There is a new trend in cosmetic injectables that is quick, easy to recover from, and sourced from dead bodies. People are injecting themselves with fat from corpses to enhance their physiques, and the practice is gaining traction. Dr Douglas Steinbrech, a surgeon at Manhattan's Alpha Male clinic, calls it a gamechanger, noting that recipients do not require surgery, general anaesthesia, or recovery time.
The Ethical Dilemma of Cadaver Fat
While unusual cosmetic procedures like foot filler, vampire facelifts, and pokertox have become more common, the use of cadaver fat raises ethical questions. When individuals donate their organs, tissue banks often collect abdominal fat cells, which are then sold to companies for cosmetic use. This process has sparked concerns about whether donors are fully informed about how their remains will be used. In 2012, NPR reported that tissue bank solicitors informed potential donors about cosmetic use only 29% of the time. Companies like Tiger Aesthetics and MTF Biologics claim they ensure proper consent for aesthetic use.

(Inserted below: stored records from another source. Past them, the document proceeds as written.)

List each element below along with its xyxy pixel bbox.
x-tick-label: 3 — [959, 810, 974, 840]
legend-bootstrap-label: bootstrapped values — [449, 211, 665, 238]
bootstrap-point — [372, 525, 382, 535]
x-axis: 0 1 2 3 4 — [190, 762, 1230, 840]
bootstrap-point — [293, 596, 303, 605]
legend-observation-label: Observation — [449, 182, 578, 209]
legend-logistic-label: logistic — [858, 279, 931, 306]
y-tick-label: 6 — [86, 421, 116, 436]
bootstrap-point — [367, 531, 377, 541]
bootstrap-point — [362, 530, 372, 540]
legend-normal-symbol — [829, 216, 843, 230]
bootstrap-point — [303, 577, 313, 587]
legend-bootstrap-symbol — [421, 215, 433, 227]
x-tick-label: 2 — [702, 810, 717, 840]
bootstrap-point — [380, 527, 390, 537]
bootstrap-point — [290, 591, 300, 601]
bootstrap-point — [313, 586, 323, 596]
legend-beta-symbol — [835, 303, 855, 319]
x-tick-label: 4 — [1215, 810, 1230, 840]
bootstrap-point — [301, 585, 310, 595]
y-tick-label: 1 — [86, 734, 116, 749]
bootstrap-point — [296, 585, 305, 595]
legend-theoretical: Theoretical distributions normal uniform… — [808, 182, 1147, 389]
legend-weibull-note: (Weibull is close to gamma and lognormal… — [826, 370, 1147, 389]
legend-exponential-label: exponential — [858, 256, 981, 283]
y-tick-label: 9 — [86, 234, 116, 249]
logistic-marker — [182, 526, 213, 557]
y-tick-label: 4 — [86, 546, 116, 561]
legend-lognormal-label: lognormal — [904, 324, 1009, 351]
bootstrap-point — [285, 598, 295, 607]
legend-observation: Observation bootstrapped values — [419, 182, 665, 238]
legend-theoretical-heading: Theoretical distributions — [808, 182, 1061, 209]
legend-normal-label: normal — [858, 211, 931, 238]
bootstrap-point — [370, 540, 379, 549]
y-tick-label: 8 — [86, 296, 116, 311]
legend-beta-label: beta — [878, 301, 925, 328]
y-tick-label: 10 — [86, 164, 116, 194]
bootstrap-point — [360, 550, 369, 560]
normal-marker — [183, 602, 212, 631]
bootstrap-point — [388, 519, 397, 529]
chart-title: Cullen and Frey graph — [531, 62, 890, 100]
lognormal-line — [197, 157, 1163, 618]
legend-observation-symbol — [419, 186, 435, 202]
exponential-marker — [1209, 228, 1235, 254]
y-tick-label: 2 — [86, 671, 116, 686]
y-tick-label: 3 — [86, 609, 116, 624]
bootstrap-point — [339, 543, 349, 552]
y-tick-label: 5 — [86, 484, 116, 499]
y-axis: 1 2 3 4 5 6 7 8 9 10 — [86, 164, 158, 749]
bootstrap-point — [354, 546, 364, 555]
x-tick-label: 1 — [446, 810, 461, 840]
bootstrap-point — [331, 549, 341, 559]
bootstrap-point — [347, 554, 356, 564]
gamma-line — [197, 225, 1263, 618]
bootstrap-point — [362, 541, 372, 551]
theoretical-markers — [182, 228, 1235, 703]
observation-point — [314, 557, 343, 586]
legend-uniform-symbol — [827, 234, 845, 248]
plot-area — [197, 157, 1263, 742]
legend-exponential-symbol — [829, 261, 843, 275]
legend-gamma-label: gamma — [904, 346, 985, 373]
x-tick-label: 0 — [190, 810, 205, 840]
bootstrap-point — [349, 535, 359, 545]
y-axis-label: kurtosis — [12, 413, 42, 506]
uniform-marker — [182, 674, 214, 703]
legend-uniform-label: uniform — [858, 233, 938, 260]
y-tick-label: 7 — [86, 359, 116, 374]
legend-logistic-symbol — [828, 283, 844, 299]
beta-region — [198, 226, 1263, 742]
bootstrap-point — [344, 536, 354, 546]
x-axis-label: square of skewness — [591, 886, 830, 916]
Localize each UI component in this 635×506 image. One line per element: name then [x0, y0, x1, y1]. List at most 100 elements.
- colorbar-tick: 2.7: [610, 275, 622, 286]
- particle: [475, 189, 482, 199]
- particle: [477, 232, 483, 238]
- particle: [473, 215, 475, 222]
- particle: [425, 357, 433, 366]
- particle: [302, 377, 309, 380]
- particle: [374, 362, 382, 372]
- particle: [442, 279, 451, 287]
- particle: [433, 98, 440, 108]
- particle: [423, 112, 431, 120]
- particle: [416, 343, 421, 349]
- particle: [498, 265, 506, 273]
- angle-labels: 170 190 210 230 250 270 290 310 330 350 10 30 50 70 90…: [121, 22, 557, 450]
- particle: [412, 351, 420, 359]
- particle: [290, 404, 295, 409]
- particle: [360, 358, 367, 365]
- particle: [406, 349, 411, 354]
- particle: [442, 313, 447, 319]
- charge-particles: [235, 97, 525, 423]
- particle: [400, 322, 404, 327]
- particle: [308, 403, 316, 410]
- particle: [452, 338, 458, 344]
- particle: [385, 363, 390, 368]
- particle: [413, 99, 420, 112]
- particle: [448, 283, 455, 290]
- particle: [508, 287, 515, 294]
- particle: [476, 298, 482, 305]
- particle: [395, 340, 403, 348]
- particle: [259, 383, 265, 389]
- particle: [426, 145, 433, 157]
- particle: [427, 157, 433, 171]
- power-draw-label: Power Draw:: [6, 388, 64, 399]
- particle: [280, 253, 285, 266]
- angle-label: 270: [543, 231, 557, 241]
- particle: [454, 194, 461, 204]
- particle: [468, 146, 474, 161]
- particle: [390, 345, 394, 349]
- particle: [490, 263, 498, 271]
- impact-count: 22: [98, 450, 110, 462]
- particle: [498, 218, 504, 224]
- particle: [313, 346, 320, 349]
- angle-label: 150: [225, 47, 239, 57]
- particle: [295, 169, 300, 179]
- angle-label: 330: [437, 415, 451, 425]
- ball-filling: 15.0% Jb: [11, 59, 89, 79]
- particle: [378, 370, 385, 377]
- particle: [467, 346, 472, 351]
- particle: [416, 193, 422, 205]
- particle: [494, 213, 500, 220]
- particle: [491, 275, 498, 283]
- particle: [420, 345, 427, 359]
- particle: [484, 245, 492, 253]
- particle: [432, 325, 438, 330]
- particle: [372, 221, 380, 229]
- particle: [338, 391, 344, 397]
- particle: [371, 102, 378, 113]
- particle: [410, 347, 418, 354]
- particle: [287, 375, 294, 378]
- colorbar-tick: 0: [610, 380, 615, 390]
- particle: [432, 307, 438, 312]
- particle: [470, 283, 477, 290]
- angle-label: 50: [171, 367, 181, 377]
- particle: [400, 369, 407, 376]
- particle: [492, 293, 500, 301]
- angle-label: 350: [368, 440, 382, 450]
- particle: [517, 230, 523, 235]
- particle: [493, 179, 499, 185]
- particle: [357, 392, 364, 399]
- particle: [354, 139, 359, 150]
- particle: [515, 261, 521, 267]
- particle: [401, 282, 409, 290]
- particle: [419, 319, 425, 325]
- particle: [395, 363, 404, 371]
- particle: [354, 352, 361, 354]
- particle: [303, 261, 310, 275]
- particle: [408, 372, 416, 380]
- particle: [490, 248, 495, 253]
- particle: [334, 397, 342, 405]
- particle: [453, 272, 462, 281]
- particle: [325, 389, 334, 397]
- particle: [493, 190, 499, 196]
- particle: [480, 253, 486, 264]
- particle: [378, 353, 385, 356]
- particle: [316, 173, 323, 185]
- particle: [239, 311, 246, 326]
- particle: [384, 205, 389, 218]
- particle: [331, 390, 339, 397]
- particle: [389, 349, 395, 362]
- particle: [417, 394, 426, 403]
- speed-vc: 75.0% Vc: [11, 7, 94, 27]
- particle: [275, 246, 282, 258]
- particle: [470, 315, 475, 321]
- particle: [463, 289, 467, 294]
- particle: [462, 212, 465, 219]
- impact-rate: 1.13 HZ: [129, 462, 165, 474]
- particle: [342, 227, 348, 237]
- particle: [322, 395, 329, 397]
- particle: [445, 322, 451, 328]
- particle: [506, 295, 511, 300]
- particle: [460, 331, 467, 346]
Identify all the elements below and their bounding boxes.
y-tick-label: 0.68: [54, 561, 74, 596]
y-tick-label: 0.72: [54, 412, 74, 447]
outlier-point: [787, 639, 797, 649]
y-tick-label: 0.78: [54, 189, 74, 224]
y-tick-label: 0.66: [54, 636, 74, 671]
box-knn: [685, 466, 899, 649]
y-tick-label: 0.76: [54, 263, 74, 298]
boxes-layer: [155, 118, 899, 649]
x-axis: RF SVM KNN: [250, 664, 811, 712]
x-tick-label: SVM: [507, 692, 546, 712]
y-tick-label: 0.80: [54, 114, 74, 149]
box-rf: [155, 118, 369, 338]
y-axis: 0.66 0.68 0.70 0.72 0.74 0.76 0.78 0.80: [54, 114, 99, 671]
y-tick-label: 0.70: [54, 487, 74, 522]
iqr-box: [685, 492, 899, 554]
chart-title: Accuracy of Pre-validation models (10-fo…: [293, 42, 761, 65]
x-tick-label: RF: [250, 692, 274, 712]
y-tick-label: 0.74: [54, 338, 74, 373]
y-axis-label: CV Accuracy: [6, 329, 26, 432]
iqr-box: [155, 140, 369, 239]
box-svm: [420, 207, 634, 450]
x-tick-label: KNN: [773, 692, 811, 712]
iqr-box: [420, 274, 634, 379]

Societal Attitudes and Capitalist Pressures
The queasiness surrounding these procedures reflects conservative attitudes toward cosmetic surgery. The moral hierarchy that places life-saving surgeries above elective vanity procedures means the real issue is not using dead bodies for parts, but what those parts are used for. The aesthetics of capitalism drive demand, as minimal downtime allows wealthy executives to undergo procedures early in the morning and still make it to work. This supports a lifestyle where physical perfection is required for success, with no interruption to productivity.
The rise of GLP-1 drugs like Ozempic has also fueled demand for cadaver fat injections. Dramatic weight loss often leaves users with hollow faces or flat buttocks, leading them to seek fat restoration. This creates a vicious cycle of weight loss and cosmetic procedures.
Anxieties About Mortality
The biggest irony is how this trend illuminates anxieties about mortality. Anti-ageing is a billion-dollar industry, and people are seeking cosmetic procedures at younger ages. In the pursuit of immortality, we have turned back to death itself. However, the scariest aspect is not the cadavers but our rejection of natural bodily processes and the commercialisation of everything to feed that rejection. Society has created widespread body insecurity, with constantly shifting beauty standards. If being an organ donor means one's belly fat could end up in someone else's cosmetic procedure, so be it.